Q: After the play, talk turned to The New Normal and the sense that gay white males are somehow beyond racism. Why do you think that is?

F: So many white gay men seem to think that, because they are oppressed as homosexuals, they automatically understand ALL OPPRESSION, and are experts about all minority experiences, and therefore have a free pass to indulge in racist humor.  “I’m gay,” they say, “so I couldn’t possibly be racist.”  This is being called “gaycism,” which I think is a pretty helpful term.  You also see it in white gay men’s attitudes towards women and trans people.  Like, in another Ryan Murphy show, Glee, one character is a trans woman of color, but she barely ever says anything because the writers obviously know nothing about trans people.  And yet they feel that they somehow own this experience because they are “LGBT,” and that T has got to mean something.  But the truth is that being a cisgender homosexual teaches you ABSOLUTELY NOTHING about transgender experience until you get to know transgender people, or read books by transgender authors.

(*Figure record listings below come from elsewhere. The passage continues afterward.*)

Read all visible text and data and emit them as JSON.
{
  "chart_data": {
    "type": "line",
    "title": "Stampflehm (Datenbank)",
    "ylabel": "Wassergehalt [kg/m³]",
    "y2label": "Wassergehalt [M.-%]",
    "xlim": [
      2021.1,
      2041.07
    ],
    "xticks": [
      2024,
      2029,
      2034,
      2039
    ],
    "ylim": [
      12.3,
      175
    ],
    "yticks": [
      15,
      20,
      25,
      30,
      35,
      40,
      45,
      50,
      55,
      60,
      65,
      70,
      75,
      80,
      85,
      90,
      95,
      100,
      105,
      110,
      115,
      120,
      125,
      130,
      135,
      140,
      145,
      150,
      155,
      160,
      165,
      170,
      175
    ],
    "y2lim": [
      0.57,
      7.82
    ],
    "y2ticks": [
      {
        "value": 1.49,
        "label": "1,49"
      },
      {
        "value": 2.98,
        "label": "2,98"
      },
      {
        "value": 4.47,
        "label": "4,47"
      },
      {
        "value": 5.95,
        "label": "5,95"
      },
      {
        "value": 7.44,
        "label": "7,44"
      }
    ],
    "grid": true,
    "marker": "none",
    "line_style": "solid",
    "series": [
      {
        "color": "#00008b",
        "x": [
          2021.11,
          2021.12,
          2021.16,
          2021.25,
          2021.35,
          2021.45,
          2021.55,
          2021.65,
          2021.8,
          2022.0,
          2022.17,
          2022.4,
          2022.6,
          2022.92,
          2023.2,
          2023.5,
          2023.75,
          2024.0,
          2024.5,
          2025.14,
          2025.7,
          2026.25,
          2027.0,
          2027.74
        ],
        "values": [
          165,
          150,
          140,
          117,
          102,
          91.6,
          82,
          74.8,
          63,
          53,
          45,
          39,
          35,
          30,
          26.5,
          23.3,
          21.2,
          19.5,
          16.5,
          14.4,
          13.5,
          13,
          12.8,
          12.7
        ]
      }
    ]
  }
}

It all comes down to this: In my eyes, being queer can lead you down two different paths – it can make you sensitive to other oppression experiences or it can make you oblivious to them.  It can make you humble or it can make you a dick.  It can make you confront your own internalized racism, misogyny, transphobia and homophobia with dignity and a genuine concern to become a better person, or it can make you shut down to any implication that you are anything but a progressive gay saint.  My hope is that more and more people use gay identity politics as a gateway drug to intersectionalism – so we can all tap into our revolutionary queer potential.

That’s the genius of being queer – we have the opportunity to inspect society from outside of it, to better understand how it’s broken.  What concerns me – and what Waiting for Barbara is about – is that, so many homosexuals are missing that opportunity.